Rz. 4

Die Vorschrift gilt, ebenso wie die zugrunde liegenden Anspruchsnormen, nicht nur für den Unfallversicherungsträger, sondern für alle Ansprüche aller Sozialversicherungsträger (Brackmann/Krasney, SGB VII, § 113 Rz. 5; Hauck/Nehls, SGB VII, § 113 Rz. 4; Schmitt, SGB VII, § 113 Rz. 3). Unter dem Begriff der Verjährung versteht das Gesetz den Zeitablauf, der es dem Schuldner eines Anspruchs ermöglicht, die von ihm geschuldete Leistung zu verweigern (§ 214 BGB). Damit unterliegt nicht das gesamte Rechtsverhältnis der Verjährung, sondern nur der Anspruch des Gläubigers gegen den Schuldner. Die Einrede der Verjährung muss vom Schuldner geltend gemacht werden, damit sie berücksichtigt werden kann (Brackmann/Krasney, a. a. O., Rz. 11). Der Schuldner kann auf die Einrede verzichten. Die Einrede zu erheben kann rechtsmissbräuchlich sein bzw. der Verwirkung unterliegen (dazu im Einzelnen: Prütting-Wegen-Weinreich/Kesseler, BGB, § 194 Rz. 10, 11). Gläubiger und Schuldner können durch Rechtsgeschäft die Verjährungsfrist verlängern oder verkürzen. § 202 BGB schließt die Verkürzung bei vorsätzlicher Begehung aus (Abs. 1) und setzt für die Verlängerung eine Höchstfrist von 30 Jahren (Abs. 2).

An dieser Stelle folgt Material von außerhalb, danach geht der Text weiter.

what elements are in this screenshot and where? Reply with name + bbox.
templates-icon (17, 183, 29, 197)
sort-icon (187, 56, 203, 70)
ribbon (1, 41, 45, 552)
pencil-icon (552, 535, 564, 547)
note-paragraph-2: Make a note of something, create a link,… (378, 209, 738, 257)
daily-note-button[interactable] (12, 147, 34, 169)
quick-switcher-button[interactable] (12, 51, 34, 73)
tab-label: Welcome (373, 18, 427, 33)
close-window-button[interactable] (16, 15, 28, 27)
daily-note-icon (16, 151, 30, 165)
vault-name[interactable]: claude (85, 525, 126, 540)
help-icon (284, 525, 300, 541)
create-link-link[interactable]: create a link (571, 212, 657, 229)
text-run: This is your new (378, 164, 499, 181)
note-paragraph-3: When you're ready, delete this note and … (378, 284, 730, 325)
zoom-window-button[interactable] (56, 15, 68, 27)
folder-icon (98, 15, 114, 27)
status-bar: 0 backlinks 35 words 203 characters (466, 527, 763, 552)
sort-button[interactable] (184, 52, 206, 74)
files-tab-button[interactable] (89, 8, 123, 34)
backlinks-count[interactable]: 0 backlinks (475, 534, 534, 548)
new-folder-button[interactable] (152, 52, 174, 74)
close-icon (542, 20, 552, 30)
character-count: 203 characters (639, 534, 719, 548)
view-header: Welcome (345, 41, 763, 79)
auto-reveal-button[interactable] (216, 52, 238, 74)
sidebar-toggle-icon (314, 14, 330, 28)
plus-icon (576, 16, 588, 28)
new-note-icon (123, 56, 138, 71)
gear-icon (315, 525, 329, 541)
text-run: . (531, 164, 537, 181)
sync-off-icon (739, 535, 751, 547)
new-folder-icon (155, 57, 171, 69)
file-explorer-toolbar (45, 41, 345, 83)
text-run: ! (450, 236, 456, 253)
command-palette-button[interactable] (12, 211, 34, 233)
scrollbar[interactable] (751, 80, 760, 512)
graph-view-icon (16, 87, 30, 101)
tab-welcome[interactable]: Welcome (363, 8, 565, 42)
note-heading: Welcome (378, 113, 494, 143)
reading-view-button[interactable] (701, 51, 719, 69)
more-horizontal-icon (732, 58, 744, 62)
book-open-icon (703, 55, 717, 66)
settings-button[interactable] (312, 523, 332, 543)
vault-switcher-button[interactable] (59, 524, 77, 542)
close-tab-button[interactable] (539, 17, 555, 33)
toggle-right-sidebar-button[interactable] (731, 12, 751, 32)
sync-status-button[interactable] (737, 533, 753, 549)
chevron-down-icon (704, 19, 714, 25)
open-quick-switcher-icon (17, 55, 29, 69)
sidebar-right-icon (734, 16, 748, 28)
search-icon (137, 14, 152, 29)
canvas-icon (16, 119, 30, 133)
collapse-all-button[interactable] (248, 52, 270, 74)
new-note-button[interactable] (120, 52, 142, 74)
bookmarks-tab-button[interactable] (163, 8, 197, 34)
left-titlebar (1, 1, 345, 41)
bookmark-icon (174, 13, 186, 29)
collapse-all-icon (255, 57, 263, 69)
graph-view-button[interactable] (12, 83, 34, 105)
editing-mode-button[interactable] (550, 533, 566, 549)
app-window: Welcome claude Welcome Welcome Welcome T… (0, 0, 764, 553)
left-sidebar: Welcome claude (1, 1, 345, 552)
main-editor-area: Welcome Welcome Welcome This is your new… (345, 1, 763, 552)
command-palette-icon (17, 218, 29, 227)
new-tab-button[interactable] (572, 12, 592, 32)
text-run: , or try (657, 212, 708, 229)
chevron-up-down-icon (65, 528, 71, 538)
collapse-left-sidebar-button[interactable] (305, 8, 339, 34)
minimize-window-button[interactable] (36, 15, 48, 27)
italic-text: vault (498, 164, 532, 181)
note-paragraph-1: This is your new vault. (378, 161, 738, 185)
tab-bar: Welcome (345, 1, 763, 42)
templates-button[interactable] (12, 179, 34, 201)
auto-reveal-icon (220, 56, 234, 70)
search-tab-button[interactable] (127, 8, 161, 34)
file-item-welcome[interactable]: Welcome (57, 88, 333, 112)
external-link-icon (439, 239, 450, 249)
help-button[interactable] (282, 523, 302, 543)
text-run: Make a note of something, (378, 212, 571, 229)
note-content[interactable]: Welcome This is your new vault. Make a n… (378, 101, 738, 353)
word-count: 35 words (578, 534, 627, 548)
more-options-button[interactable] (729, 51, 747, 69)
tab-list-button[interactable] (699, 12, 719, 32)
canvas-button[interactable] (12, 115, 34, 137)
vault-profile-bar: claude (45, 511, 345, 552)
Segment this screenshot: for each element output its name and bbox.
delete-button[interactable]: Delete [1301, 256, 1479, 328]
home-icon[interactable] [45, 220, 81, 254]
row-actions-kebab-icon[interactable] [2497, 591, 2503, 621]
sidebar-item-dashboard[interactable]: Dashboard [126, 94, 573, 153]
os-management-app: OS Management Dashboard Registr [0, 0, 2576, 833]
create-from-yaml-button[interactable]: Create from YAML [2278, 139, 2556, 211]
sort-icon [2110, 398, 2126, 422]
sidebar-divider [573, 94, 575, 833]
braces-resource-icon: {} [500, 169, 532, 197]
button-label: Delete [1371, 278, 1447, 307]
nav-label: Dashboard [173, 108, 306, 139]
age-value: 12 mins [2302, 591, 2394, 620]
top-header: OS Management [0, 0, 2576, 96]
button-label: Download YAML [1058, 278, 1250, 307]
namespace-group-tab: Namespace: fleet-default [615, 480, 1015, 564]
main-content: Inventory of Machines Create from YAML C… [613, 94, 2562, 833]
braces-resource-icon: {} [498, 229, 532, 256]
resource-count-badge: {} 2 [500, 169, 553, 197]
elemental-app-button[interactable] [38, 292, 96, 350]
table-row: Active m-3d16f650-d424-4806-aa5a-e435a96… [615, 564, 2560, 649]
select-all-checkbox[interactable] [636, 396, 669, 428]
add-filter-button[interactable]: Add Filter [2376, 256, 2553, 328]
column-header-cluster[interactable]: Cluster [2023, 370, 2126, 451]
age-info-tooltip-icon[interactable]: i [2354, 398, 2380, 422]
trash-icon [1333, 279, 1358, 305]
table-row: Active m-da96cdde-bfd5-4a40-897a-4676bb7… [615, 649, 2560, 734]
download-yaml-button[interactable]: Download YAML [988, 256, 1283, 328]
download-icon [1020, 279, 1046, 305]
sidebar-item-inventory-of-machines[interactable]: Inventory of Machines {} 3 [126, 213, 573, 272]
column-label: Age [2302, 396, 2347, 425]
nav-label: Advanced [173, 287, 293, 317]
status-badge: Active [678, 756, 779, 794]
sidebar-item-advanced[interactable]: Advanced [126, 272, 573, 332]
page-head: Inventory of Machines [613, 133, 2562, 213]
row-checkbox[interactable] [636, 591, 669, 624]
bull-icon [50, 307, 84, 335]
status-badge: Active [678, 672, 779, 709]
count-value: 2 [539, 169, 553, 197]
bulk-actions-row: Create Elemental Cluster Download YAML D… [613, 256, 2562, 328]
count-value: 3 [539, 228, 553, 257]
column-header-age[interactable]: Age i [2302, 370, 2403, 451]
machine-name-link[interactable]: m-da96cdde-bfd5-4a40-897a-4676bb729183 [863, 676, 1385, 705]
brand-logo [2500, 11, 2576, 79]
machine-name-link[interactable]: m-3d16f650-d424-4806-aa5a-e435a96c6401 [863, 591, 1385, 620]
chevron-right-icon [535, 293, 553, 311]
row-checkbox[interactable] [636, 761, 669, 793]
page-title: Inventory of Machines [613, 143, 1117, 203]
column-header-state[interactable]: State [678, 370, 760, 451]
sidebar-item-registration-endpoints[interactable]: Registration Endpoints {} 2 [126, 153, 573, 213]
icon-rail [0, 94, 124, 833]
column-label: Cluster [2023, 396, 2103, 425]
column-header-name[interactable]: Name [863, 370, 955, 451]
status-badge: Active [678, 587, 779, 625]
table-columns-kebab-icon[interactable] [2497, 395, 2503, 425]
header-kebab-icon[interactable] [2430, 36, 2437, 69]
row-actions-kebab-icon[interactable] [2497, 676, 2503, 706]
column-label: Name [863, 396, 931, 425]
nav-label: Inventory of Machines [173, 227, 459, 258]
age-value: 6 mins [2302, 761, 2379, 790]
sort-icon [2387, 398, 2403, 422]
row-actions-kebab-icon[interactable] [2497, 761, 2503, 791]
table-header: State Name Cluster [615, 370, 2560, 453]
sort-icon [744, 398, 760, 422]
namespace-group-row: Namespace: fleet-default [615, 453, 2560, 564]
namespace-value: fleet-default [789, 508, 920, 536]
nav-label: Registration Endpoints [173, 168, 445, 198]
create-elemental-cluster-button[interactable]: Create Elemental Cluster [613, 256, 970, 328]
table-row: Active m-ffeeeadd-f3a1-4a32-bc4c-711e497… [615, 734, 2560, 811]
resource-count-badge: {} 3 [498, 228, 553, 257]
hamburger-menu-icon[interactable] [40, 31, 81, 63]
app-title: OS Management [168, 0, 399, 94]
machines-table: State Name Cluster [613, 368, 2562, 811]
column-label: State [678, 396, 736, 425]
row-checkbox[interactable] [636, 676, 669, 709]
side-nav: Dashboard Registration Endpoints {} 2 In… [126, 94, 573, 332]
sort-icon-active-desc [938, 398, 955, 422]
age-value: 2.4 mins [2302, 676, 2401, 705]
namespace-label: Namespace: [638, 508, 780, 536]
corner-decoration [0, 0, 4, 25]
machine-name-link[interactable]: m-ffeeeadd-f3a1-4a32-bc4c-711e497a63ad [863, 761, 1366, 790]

2.1 Dauer der Verjährung (§§ 195, 199 Abs. 2 BGB)

 

Rz. 5

Ansprüche nach §§ 110, 111 verjähren in der regelmäßigen Verjährungsfrist, also in 3 Jahren (§ 195 BGB). Wird ausnahmsweise kein Feststellungsverfahren betrieben und auch keine Leistungspflicht festgestellt (z. B. wegen Unkenntnis des Versicherungsfalls; Ricke, in: KassKomm. SGB VII, § 113 Rz. 4), beträgt die Verjährungsfrist 30 Jahre (§ 199 Abs. 2 BGB).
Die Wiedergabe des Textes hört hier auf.